Democrats excelled in Pennsylvania. They ran as well as Mr. Biden did in 2020 or even better. They swept every competitive House seat. John Fetterman won the race for U.S. Senate by a wider margin than Mr. Biden had won the state. Josh Shapiro, the Democratic nominee for governor, won in a landslide.

On the other side of the line, in New York, Republicans won big. Their candidates for Congress fared far better than Mr. Trump had in 2020 — sometimes by as much as 20 points. Republicans won all but one of the state’s seven competitive congressional districts. The governor’s race in a normally blue state was fairly close, though the Democratic incumbent, Kathy Hochul, held off her Republican challenger, Lee Zeldin.

Before the election, it was hard to imagine that these two outcomes could occur on the same night.

The most obvious differences appeared to be the abortion and democracy issues that were at stake, state by state.

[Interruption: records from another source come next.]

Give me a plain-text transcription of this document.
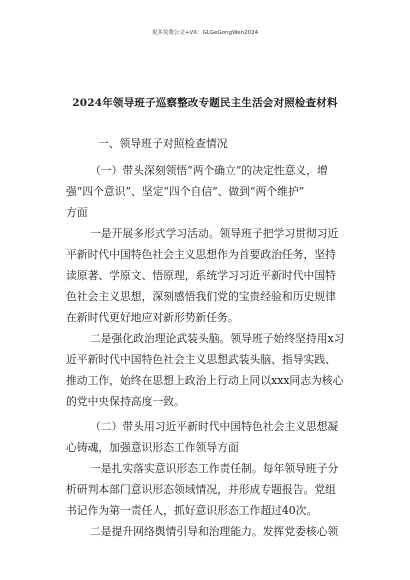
更多免费公文+VX：GLGeGongWen2024
2024年领导班子巡察整改专题民主生活会对照检查材料
一、领导班子对照检查情况
（一）带头深刻领悟“两个确立”的决定性意义，增
强“四个意识”、坚定“四个自信”、做到“两个维护”
方面
一是开展多形式学习活动。领导班子把学习贯彻习近
平新时代中国特色社会主义思想作为首要政治任务，坚持
读原著、学原文、悟原理，系统学习习近平新时代中国特
色社会主义思想，深刻感悟我们党的宝贵经验和历史规律
在新时代更好地应对新形势新任务。
二是强化政治理论武装头脑。领导班子始终坚持用x习
近平新时代中国特色社会主义思想武装头脑、指导实践、
推动工作，始终在思想上政治上行动上同以xxx同志为核心
的党中央保持高度一致。
（二）带头用习近平新时代中国特色社会主义思想凝
心铸魂，加强意识形态工作领导方面
一是扎实落实意识形态工作责任制。每年领导班子分
析研判本部门意识形态领域情况，并形成专题报告。党组
书记作为第一责任人，抓好意识形态工作超过40次。
二是提升网络舆情引导和治理能力。发挥党委核心领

In Pennsylvania, Republicans nominated a candidate for governor, Doug Mastriano, who was central to efforts to overturn the states’s 2020 presidential election results. Democrats feared that a Mastriano victory could risk a constitutional crisis and a threat to democratic government. It might have threatened another long-held right as well; Mr. Mastriano is a strident opponent of abortion, and Republicans controlled the state Legislature.

The two issues were less critical in New York. There was no danger that the Democratic Legislature would overturn abortion rights. No movement emerged in 2020 to overturn Mr. Biden’s victory in New York, and there is little indication that anyone feared Mr. Zeldin might do so. As a result, Republicans focused the campaign on crime. And it paid off.

New York and Pennsylvania were part of a pattern that played out across the country.

There are exceptions, of course — like Democratic strength in Colorado or Republican durability in Texas. But most of each party’s most impressive showings fit well.

There’s the Republican landslide in Florida, where the stop-the-steal movement never sought to overturn an election result and where Gov. Ron DeSantis refused to go further than a 15-week abortion ban. There are the Democratic successes in Kansas and Michigan, where abortion referendums were on the ballot at different points this year, and where Democrats swept the most competitive House districts.

The pattern also helps explain some outliers in particular states. In Ohio, Representative Marcy Kaptur trounced her Republican opponent, J.R. Majewski, who had rallied at the Capitol on Jan. 6 and misrepresented his military service. She won by 13 points in a district that Mr. Trump won in 2020. Almost every other Republican in House races in Ohio performed better than Mr. Trump had.